We are having issues with low R2 (coefficient of determination) Predictions from the Elastic net PredictDB model implemented in the R script gtex_v7_nested_enet.R. Our predicted performance R2 from elastic net is also very low in the model summary output file. We are using gene expression data from blood tissue from the MIDUS project (
https://midus.colectica.org/) in which the data comes from 2 cohorts. Both data cohorts (sample sizes 396 and 397) represent log2-transformed transcript abundance values (gene transcript counts per million total human transcriptome-mapped RNA sequencing reads) normalized to hold constant 11 standard reference genes and floored at 1 transcript per million (0 log2) to suppress spurious variability. We used limma::normalizebetweenArrays and sva::Combat to account for batch effects and then inverse-normal transformed the GE values across both cohorts. We included age, sex, cohort, first 3 PCs based on SNPs and first 41 PCs from the merged (across both cohorts; sample size 793) gene expression data (in lieu of PEER factors) as covariates.

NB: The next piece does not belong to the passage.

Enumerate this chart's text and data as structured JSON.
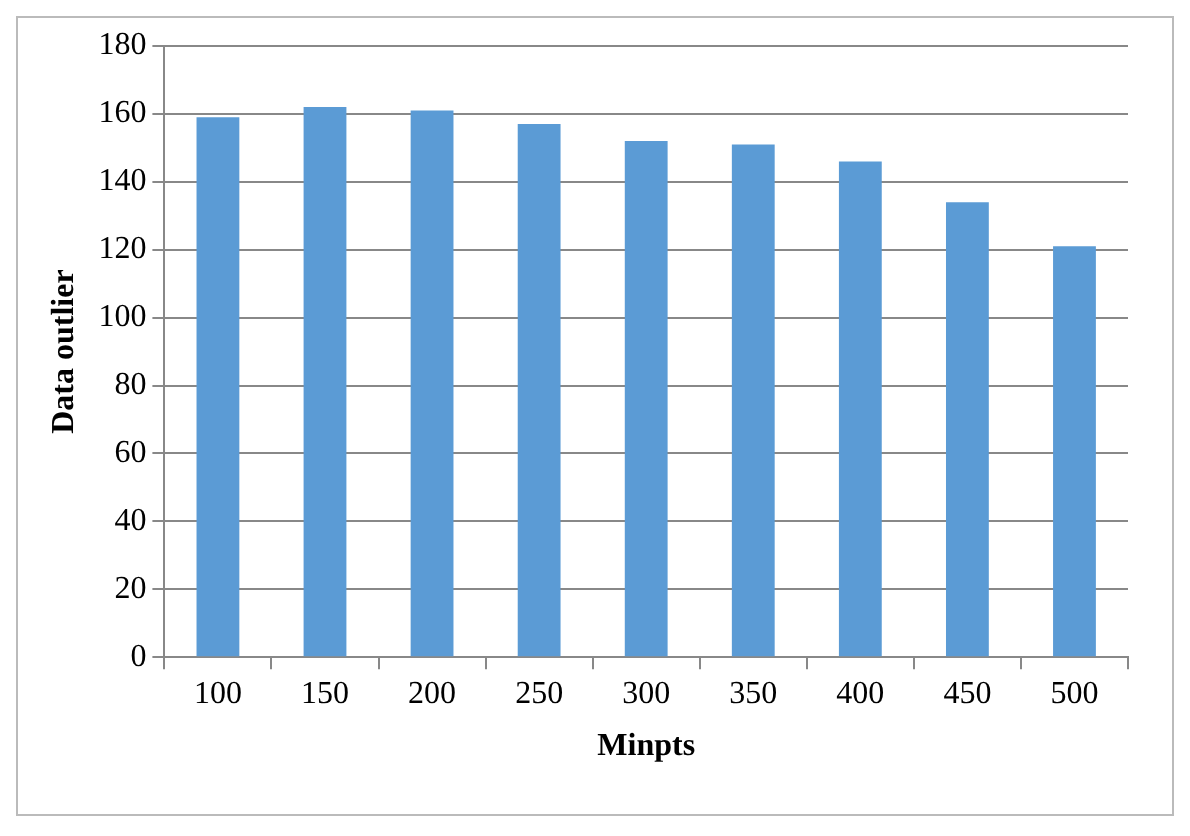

We ran your elastic net model on the default settings and obtained weights for the final models and ran Xbeta_hat to get GREx. We then obtained R2. Our mean and variance of imputed GREx are both close to 0. We also estimated heritability using GCTA (REML) and get a mean h2 of 0.0154 (max h2 = 0.352) for 3065 genes (still have 4500+ running). Do you have any suggestions on what may be our issue / what we are doing wrong?